EUR/NZD: Tactical long with target of 1.61 - Nomura
Analysts at Nomura expect European currency to continue outperforming over coming months and combined with their cautious NZD stance, prompts them to recommend a tactical long EUR/NZD position. They would look to buy EUR/NZD at current spot (1.5570) and target a move to 1.6190 (stop at 1.5250).
Key Quotes
“Over the course of the Northern Hemisphere summer, we believe the more hawkish stance of some of the global central banks’ could also pose short-term downside risks to higher beta commodity currencies via possible “risk-off” market reactions, particularly if inflation data start to accelerate and validate the hawkish rhetoric. Within the commoditybloc, we think the NZD is the most vulnerable to an adjustment.
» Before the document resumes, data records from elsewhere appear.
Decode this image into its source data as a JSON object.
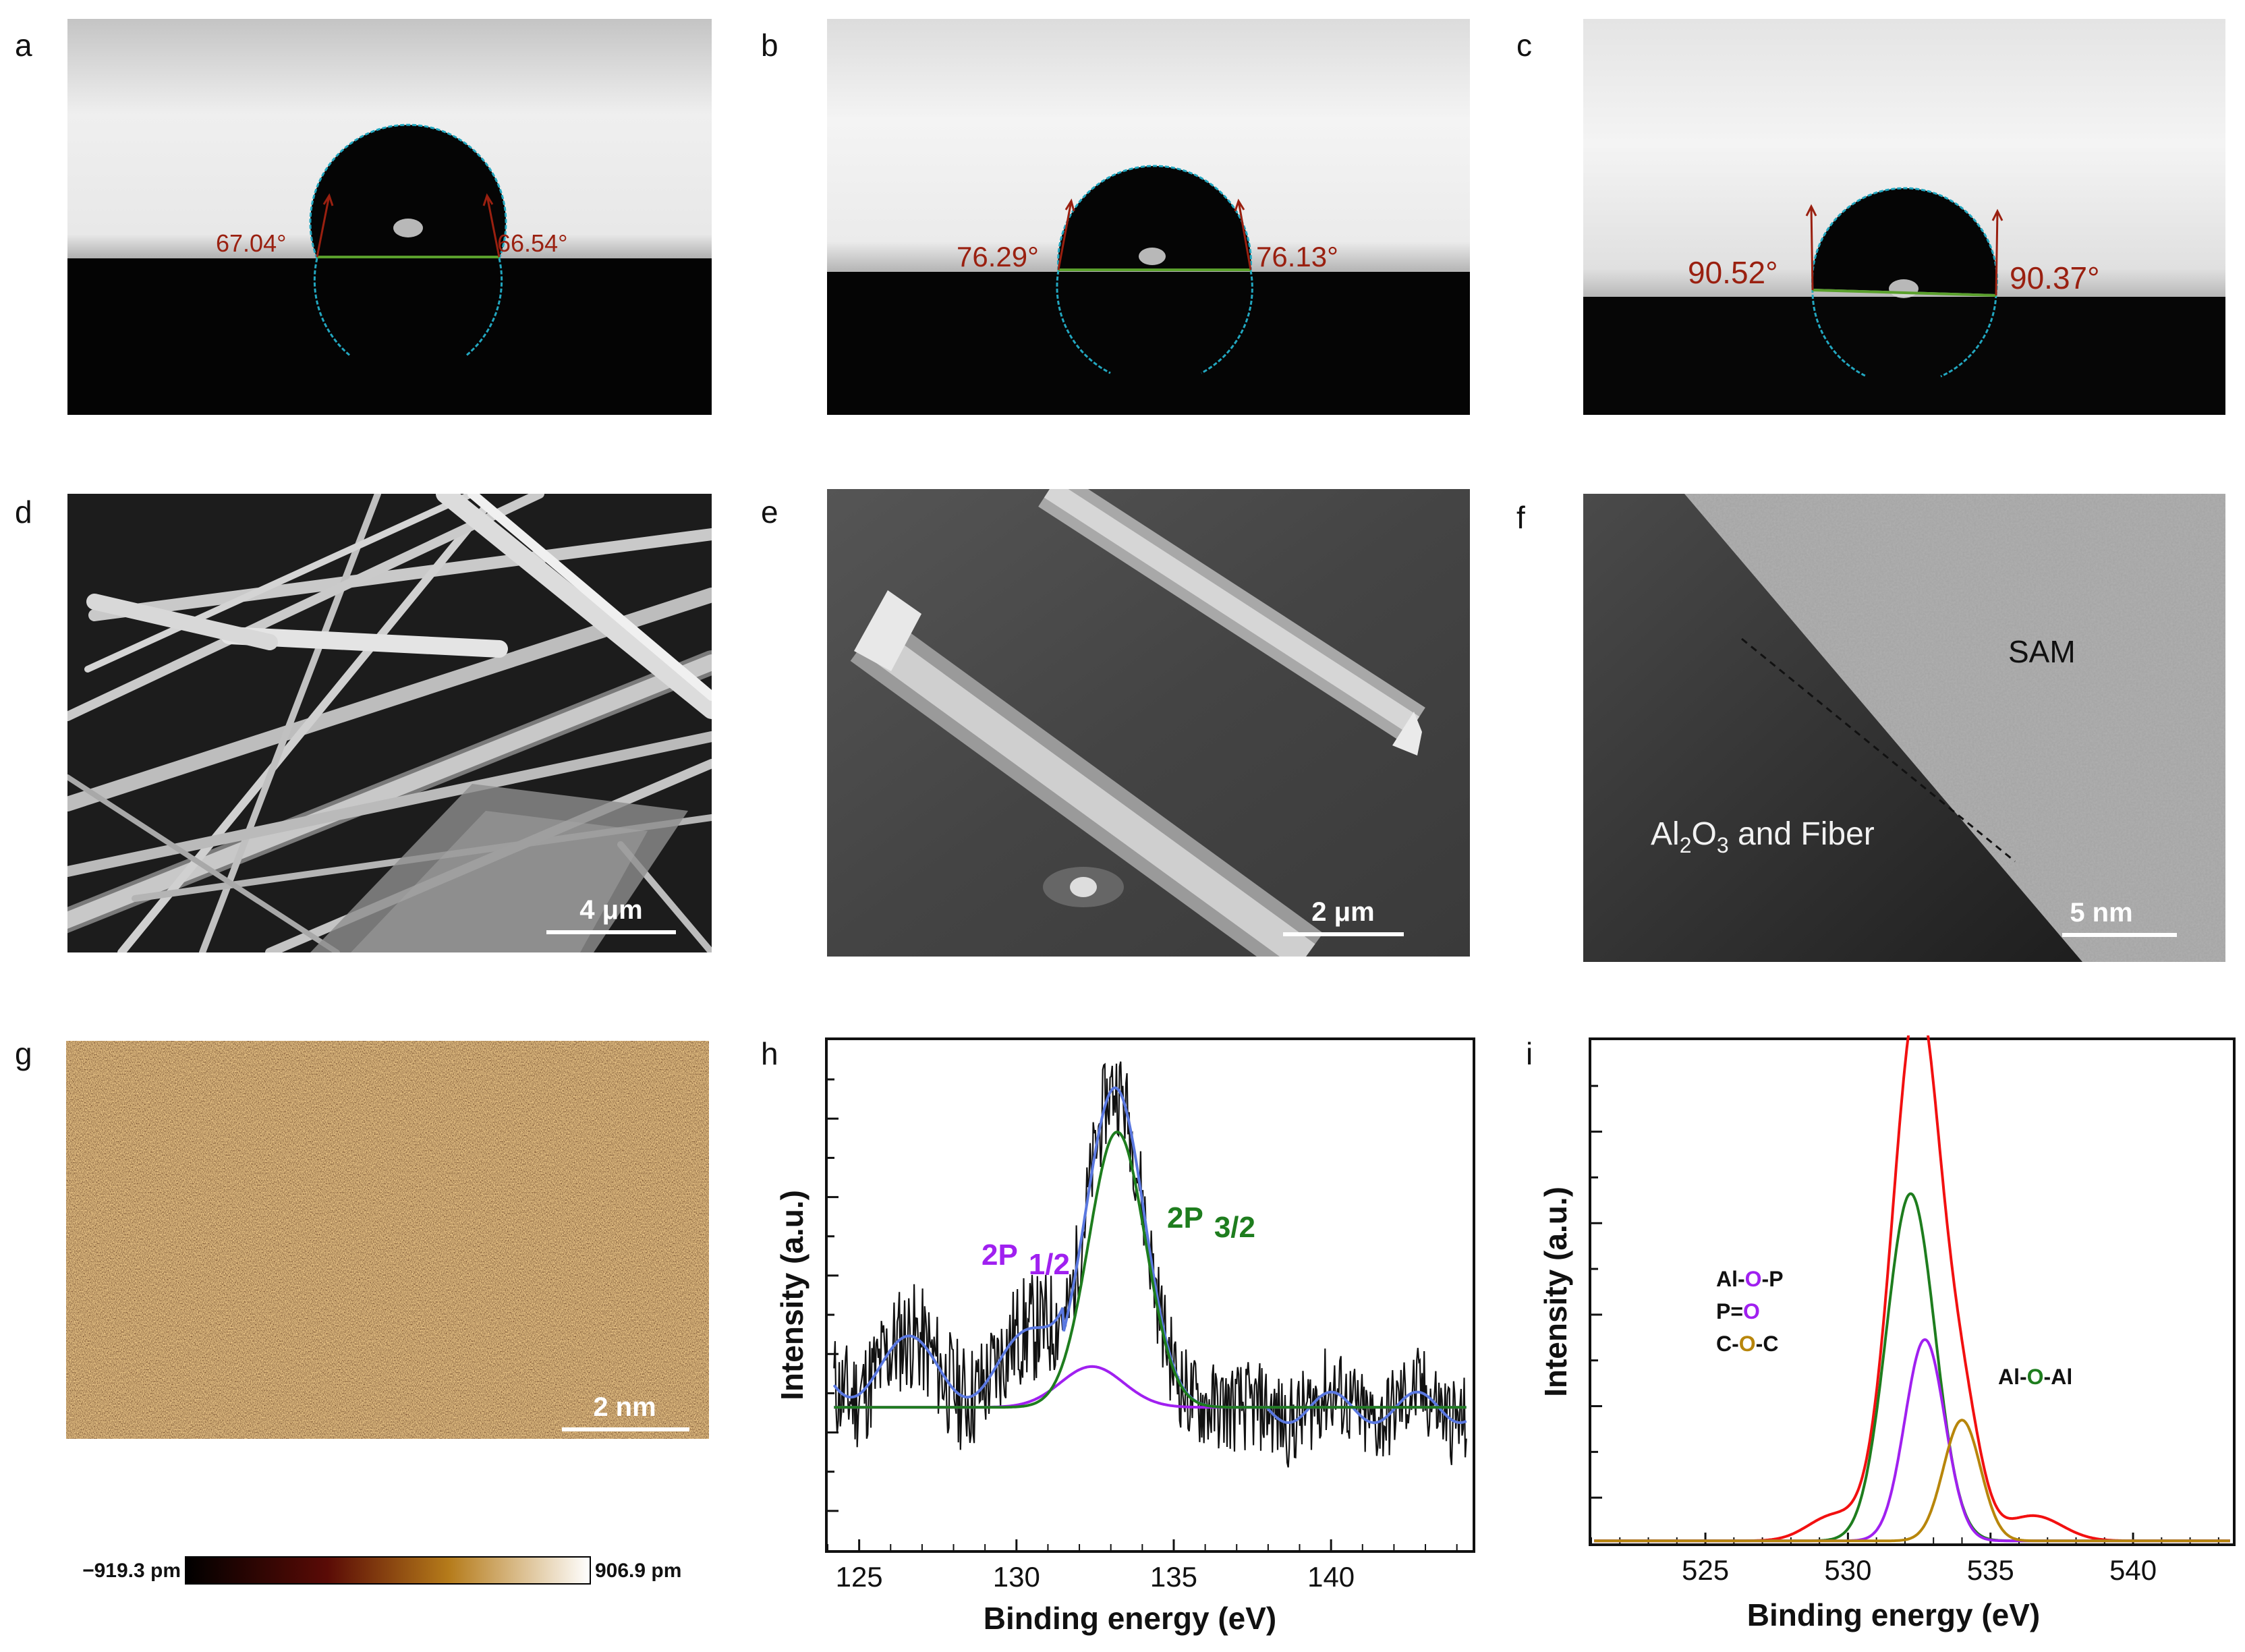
{
  "panels": {
    "a": {
      "label": "a",
      "left_angle": "67.04°",
      "right_angle": "66.54°"
    },
    "b": {
      "label": "b",
      "left_angle": "76.29°",
      "right_angle": "76.13°"
    },
    "c": {
      "label": "c",
      "left_angle": "90.52°",
      "right_angle": "90.37°"
    },
    "d": {
      "label": "d",
      "scale": "4 μm"
    },
    "e": {
      "label": "e",
      "scale": "2 μm"
    },
    "f": {
      "label": "f",
      "scale": "5 nm",
      "region_top": "SAM",
      "region_bottom_pre": "Al",
      "sub1": "2",
      "region_bottom_mid": "O",
      "sub2": "3",
      "region_bottom_post": " and Fiber"
    },
    "g": {
      "label": "g",
      "scale": "2 nm",
      "cbar_min": "−919.3 pm",
      "cbar_max": "906.9 pm"
    },
    "h": {
      "label": "h",
      "peak1": "2P",
      "peak1_sub": "1/2",
      "peak2": "2P",
      "peak2_sub": "3/2"
    },
    "i": {
      "label": "i",
      "ann1_a": "Al-",
      "ann1_o": "O",
      "ann1_b": "-P",
      "ann2_a": "P=",
      "ann2_o": "O",
      "ann3_a": "C-",
      "ann3_o": "O",
      "ann3_b": "-C",
      "ann4_a": "Al-",
      "ann4_o": "O",
      "ann4_b": "-Al"
    }
  },
  "colors": {
    "angle": "#9a2010",
    "baseline": "#5aa02c",
    "drop": "#22a7c0",
    "purple": "#a020f0",
    "green": "#1e7d1e",
    "blue": "#5a78e0",
    "red": "#f21010",
    "gold": "#b8860b"
  },
  "chart_data": [
    {
      "panel": "h",
      "type": "line",
      "xlabel": "Binding energy (eV)",
      "ylabel": "Intensity (a.u.)",
      "xlim": [
        124,
        144.5
      ],
      "xticks": [
        125,
        130,
        135,
        140
      ],
      "yticks_labels": false,
      "series": [
        {
          "name": "2P 1/2",
          "color": "#a020f0",
          "center": 132.4,
          "height": 0.36,
          "sigma": 1.0,
          "baseline": 0.28
        },
        {
          "name": "2P 3/2",
          "color": "#1e7d1e",
          "center": 133.2,
          "height": 0.82,
          "sigma": 0.9,
          "baseline": 0.28
        }
      ]
    },
    {
      "panel": "i",
      "type": "line",
      "xlabel": "Binding energy (eV)",
      "ylabel": "Intensity (a.u.)",
      "xlim": [
        521,
        543.5
      ],
      "xticks": [
        525,
        530,
        535,
        540
      ],
      "yticks_labels": false,
      "series": [
        {
          "name": "Al-O-Al",
          "color": "#1e7d1e",
          "center": 532.2,
          "height": 0.69,
          "sigma": 0.85
        },
        {
          "name": "Al-O-P",
          "color": "#a020f0",
          "center": 532.7,
          "height": 0.4,
          "sigma": 0.7
        },
        {
          "name": "C-O-C",
          "color": "#b8860b",
          "center": 534.0,
          "height": 0.24,
          "sigma": 0.65
        },
        {
          "name": "envelope",
          "color": "#f21010"
        }
      ]
    }
  ]
}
As we highlighted recently, the low level of market volatility has been one of the key supports to NZD, and a lot of positivity now looks to already be price in. Also, with our cross-market risk indicator having moved away from “risk seeking”, this part of the positive NZD narrative looks to be fading.”
“Indeed, heightened focus on financial stability and the perceived low level of market risk premia look to be a part of the rationale behind the turn by central banks. The latest BIS’ annual report warned of the dangers of waiting too long to tighten policy while emphasising financial conditions and asset market valuations. Coincidentally, key Fed officials (Chair Yellen, Vice Chair Fischer and NY Fed Governor Dudley) noted financial market valuations appeared “rich” and/or aggregate financial conditions are easing despite the policy tightening already undertaken by the Fed. The threat to global liquidity from the changing central bank landscape points to potential asymmetric moves in measures of market volatility from current, historically low levels.”
“With Europe likely be near the epicentre of any hawkish central bank induced change in risk sentiment, EUR should trade strongly against NZD. Conversely, if the global central bank normalisation process runs smoothly and does not generate much market volatility, EUR should also outperform, as the ECB’s monetary policy regime shift comes through.”